Banku if you must devote some attention then the African delicacy, Banku, and tilapia fish with black pepper and green peppers are definitely worth the time. Banku and Okro Stew are also one of those dishes that people can’t simply do without.


  1. Mix Cassava dough with water and strain out the lumps. (You can use a colander to make it easier)
  2. Pour mixture into a pot and add your corn dough to the mixture.
  3. Add some more water and mix until the mixture is smooth and slightly thick.
  4. Then add a teaspoon of salt to the mixture to taste
  5. Place the pot on high heat until the mixture starts to boil.
  6. Once it begins boiling use a spatula(Banku’ ta’) to knead the dough to prevent it from forming lumps.
  7. Continue to press the mixture intermittently until it gets smoother and thicker and its colour changes slightly.
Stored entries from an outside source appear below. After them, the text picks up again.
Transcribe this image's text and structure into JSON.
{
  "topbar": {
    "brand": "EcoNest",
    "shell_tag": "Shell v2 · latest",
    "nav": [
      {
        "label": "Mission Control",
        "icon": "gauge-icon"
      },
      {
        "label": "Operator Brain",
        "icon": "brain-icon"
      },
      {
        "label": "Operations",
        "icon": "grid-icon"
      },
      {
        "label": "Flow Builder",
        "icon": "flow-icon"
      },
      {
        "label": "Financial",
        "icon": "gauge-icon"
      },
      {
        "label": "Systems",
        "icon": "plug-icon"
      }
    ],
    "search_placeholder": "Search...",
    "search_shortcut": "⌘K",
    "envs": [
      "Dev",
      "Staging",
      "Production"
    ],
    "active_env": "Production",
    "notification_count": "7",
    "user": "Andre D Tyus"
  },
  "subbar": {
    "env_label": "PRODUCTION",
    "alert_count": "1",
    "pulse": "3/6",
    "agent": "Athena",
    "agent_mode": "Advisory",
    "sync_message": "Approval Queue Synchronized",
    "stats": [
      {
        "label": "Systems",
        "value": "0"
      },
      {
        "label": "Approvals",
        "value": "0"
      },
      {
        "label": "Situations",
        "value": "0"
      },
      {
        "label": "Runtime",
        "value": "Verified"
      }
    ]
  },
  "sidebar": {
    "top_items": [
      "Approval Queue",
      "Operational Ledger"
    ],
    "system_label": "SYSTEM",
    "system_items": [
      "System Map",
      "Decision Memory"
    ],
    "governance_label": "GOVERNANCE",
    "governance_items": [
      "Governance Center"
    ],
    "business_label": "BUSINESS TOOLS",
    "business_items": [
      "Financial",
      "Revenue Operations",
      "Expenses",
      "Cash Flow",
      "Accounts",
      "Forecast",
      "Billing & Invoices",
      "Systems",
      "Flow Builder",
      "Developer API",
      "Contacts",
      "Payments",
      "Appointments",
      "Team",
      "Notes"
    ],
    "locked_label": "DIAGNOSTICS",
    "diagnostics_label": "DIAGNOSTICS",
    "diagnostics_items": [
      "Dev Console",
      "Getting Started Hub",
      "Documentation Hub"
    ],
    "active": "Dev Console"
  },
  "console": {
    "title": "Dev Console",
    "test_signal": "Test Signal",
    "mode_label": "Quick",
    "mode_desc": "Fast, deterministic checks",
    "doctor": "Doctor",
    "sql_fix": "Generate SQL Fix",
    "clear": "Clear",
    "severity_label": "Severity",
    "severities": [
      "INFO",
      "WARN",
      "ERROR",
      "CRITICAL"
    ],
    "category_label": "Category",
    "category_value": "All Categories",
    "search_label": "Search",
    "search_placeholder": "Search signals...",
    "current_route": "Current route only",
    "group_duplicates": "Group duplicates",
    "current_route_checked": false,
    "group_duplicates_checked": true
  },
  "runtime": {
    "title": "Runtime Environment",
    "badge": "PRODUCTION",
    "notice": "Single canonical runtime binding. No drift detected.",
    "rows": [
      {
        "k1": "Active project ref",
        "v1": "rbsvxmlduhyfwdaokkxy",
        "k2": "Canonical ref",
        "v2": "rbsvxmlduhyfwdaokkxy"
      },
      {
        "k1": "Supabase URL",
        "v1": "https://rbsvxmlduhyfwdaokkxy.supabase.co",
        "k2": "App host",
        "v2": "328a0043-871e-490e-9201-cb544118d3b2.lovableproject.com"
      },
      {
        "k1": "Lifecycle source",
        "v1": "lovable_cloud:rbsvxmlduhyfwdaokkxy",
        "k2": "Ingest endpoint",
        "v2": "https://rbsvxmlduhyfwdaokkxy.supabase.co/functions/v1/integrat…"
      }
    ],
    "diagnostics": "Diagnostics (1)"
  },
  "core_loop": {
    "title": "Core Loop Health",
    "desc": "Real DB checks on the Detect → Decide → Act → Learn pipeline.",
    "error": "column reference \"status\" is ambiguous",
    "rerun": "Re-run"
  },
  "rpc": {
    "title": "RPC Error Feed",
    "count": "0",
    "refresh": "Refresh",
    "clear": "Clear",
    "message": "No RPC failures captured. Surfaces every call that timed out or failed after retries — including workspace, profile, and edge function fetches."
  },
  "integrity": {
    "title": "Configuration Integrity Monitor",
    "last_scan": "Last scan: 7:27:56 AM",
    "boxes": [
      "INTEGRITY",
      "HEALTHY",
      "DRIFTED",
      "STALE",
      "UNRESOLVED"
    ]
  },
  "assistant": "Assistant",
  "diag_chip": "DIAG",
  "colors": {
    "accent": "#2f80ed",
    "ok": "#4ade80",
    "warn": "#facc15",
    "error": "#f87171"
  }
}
Note: To know if your Banku is ready, you can mash a little of the cooked mixture in a bit of water. If it dissolves and turns milky, then your Banku isn’t prepared. You can as well taste it to check if it is edible enough.

  1. When the Banku is ready, dish it out with small balls and wrap each ball in a plain polythene rubber.
  2. Please keep them in an airtight container or food warmer. Banku can be kept for about two-three days without going bad, depending on how well it is preserved.